Forget Love, Fall in Chocolate
Cocoa naturally contains phenylethylamine, the same chemical that’s released when we fall in love. As a result, eating chocolate delivers a natural “high,” often related to the feeling of being in love. Maybe that’s why some fall for the idea that it’s an aphrodisiac.
What you eat makes a difference in how you feel. Remember, though: The way that you eat makes a difference, so practicing mindful eating is important. Don’t gobble but savor.
No, Your Clothes Won’t Shrink
Cocoa powder is known to be great for weight loss. It makes you feel full & happy and boosts your metabolism. In addition, a recent study found that dark chocolate can help you lose weight when consumed in moderation.
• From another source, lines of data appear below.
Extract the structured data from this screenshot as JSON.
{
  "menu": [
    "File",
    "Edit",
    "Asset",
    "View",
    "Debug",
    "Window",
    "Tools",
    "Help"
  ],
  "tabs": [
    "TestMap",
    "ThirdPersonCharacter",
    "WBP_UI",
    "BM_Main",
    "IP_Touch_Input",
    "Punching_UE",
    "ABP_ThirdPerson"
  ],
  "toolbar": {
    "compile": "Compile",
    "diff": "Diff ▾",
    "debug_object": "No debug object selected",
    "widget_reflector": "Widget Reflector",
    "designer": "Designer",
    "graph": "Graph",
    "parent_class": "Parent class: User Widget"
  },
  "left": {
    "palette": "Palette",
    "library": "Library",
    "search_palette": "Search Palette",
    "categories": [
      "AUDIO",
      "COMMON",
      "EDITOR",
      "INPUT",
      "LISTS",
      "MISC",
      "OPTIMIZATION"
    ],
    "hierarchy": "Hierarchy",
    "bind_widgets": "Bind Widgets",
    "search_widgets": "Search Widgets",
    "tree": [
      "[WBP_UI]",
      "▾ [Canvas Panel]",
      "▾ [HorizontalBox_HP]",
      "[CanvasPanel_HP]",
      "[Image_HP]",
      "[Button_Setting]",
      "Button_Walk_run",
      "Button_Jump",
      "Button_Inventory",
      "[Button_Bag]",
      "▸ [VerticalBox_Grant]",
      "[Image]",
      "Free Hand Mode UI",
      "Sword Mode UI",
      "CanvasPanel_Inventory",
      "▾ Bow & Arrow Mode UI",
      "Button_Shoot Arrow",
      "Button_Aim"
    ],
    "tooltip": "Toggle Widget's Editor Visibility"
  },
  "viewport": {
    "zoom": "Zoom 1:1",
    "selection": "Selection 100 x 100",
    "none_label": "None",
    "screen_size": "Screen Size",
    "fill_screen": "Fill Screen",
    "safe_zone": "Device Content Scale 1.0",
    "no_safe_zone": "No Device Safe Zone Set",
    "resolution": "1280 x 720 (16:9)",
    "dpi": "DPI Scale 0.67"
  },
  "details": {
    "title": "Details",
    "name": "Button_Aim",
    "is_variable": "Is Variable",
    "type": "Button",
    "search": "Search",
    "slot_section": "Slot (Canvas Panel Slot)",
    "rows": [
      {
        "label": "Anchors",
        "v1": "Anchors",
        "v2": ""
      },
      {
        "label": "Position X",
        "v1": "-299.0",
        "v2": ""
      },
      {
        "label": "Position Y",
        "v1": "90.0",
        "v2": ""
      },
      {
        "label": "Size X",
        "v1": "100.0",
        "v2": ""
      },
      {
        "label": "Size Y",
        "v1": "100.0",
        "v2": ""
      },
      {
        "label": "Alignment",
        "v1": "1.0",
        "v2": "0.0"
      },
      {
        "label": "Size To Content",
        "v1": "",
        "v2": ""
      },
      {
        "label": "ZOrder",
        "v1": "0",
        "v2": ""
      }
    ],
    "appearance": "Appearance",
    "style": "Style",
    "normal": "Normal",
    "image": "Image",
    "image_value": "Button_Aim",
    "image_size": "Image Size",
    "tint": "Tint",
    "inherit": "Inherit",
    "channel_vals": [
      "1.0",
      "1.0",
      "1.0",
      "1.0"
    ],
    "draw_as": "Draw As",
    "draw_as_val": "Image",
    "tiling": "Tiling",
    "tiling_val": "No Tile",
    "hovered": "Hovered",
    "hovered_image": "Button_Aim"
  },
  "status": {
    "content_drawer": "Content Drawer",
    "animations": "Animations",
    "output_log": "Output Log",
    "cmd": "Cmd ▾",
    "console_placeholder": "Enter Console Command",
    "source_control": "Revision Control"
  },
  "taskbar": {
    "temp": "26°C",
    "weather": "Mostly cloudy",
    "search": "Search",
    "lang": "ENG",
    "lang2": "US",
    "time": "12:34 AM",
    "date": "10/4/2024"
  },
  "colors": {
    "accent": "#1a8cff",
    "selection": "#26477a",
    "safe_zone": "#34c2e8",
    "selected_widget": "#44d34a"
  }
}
Why is Fair-Trade Certified so important?
During my trips to South America, I cultivated relationships with Fair-Trade Organic producer co-ops. The Fair-Trade Premium they received went to build wells and solar panels, bring running water to homes, protect ancient heritage trees, and provide healthcare and nutritional needs. It got the kids out of the fields and into schools.
It was so rewarding to see the benefits in basic human needs being met with Fair-Trade. I wanted to bring buyers and consumers with me to see what was behind the products grown in the global south.
Behind the Fair-Trade Certified seal are rigorous social, environmental, and economic standards.
Standards that include safe working conditions, environmental protection, sustainable livelihoods, and communities. Every purchase you make can make a difference in the lives of others.
Buying and eating plenty of Fair-Trade Organic chocolate puts people and the planet first. It has the potential to change the way we think about love and equity in every choice we make.
To quote Katharine Hepburn, “What you see before you, my friend, is the result of a lifetime of chocolate.”